EE290N - Specification and Modeling of Reactive Real-Time Systems

Lecture 4 - September 5, 1996, Scribe: Amit Mehrotra

Synchrony
Two events are synchronous if they have the same tag. Two signals are synchronous if all the events in one signal are synchronous with an event in the other signal. A system is synchronous if every signal in the system is synchronous with every other signal in the system.

By the above definition, Synchronous Dataflow model of computation is not synchronous. The "synchronous languages" are synchronous if we consider bottom in the set of signals. Infact all timed systems are synchronous if we can identify a bottom.

Discrete Event Simulators
In the "full abstraction" model, the question whether the simulator is accurate or not is equivalent to asking whether the operational semantics and the denotational semantics coincide or not. This is a difficult question to answer for typical discrete event simulators.

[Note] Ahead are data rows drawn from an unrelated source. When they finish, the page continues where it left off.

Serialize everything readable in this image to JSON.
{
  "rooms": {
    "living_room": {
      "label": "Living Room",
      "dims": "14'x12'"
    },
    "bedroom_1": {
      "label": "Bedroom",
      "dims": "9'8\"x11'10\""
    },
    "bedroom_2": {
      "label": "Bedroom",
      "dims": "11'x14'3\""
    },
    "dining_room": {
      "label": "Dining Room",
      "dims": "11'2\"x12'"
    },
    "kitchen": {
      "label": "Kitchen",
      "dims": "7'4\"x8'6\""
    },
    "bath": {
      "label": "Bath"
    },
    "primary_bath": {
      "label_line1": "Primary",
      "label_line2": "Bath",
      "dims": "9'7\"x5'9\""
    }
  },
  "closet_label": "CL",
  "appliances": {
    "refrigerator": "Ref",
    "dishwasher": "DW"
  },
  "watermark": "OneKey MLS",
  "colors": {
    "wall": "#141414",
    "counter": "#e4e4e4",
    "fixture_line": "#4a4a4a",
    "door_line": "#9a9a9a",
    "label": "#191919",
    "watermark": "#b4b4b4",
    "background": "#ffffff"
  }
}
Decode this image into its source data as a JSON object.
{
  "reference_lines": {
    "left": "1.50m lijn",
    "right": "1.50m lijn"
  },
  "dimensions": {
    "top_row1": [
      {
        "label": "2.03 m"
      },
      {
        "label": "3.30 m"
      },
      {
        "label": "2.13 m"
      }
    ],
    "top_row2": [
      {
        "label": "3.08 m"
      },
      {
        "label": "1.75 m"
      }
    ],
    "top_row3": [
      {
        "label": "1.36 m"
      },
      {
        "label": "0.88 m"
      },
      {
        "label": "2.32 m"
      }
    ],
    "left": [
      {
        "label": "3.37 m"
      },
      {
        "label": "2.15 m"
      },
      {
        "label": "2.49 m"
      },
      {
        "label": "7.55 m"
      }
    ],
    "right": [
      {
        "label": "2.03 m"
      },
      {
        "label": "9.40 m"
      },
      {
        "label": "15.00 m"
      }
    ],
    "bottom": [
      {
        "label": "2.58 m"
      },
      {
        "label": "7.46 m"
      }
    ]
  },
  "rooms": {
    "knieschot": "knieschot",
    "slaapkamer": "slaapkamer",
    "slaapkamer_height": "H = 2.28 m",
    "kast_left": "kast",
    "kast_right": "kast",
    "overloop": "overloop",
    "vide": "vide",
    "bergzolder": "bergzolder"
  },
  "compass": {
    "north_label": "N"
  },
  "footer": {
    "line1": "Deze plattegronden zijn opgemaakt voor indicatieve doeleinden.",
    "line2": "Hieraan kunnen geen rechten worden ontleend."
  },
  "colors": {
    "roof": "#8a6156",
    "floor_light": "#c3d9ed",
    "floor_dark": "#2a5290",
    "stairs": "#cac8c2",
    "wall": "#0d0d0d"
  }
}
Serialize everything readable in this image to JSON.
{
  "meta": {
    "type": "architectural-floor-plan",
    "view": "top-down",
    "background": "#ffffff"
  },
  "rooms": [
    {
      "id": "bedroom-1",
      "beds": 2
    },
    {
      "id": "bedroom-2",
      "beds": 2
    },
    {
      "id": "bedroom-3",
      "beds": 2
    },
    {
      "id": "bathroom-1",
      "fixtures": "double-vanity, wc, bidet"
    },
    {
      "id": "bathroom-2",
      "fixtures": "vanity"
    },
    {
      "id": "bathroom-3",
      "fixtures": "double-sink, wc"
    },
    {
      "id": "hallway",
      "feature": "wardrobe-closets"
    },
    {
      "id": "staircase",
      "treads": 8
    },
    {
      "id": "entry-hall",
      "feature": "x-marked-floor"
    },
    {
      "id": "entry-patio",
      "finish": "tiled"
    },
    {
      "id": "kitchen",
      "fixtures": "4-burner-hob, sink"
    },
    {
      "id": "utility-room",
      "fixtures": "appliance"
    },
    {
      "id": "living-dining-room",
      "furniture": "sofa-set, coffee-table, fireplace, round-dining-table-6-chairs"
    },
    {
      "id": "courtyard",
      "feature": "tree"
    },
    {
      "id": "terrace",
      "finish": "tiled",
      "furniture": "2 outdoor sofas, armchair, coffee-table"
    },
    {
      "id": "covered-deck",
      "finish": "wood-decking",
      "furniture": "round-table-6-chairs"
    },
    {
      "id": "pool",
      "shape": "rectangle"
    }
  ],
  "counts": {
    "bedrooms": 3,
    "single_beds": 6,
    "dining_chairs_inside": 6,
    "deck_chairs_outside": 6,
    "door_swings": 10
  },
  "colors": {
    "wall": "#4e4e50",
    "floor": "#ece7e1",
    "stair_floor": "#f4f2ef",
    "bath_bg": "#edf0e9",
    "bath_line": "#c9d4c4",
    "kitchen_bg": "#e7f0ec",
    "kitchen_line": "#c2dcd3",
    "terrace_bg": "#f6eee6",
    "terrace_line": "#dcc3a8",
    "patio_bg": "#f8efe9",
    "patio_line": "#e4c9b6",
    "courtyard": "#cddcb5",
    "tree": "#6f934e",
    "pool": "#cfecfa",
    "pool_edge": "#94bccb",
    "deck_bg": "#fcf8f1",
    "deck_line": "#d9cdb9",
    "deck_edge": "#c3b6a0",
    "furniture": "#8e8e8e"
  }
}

In the context of discrete event simulators we have

Event Queue
Sorted list of pending events.
Current Time
Smallest tag in the queue.

The simulator looks for the first unprocessed event in the event queue and activates all the processes which have that event as an input. This might generate new events which are also included in the event queue. These new events cannot have a tag smaller than the current time. For a closed system, the simulator looks for "output only" processes and they are determinate, simulation can start. The simulation process "sees" events only up to the current time. However the simulator is typically implemented on a sequential computer and so the problem arises when dealing with events with identical tags. The simulator will execute one event after the other with no particular order but different orders could cause different results. Also some functions could result in the output being non-functional. For instance the function "merge" produces an output which is non-functional if the two inputs are synchronous. VHDL is an example of a discrete event simulator.

VHDL ensures strict causality by introducing the additional notion of delta time steps where the current time is not advanced. Thus if an event causes another event to happen at the same time, in simulation this resultant event actually occurs delta time step after the main event. For instance, for the first example in lecture 4, if P2 gets executed before P1, P2 will be rescheduled to be executed after a delta time step once P1 has executed. It can be shown that the result of the simulator will be the same irrespective of the order of execution of P1 and P2. It will be shown later that strict causality ensures determinacy.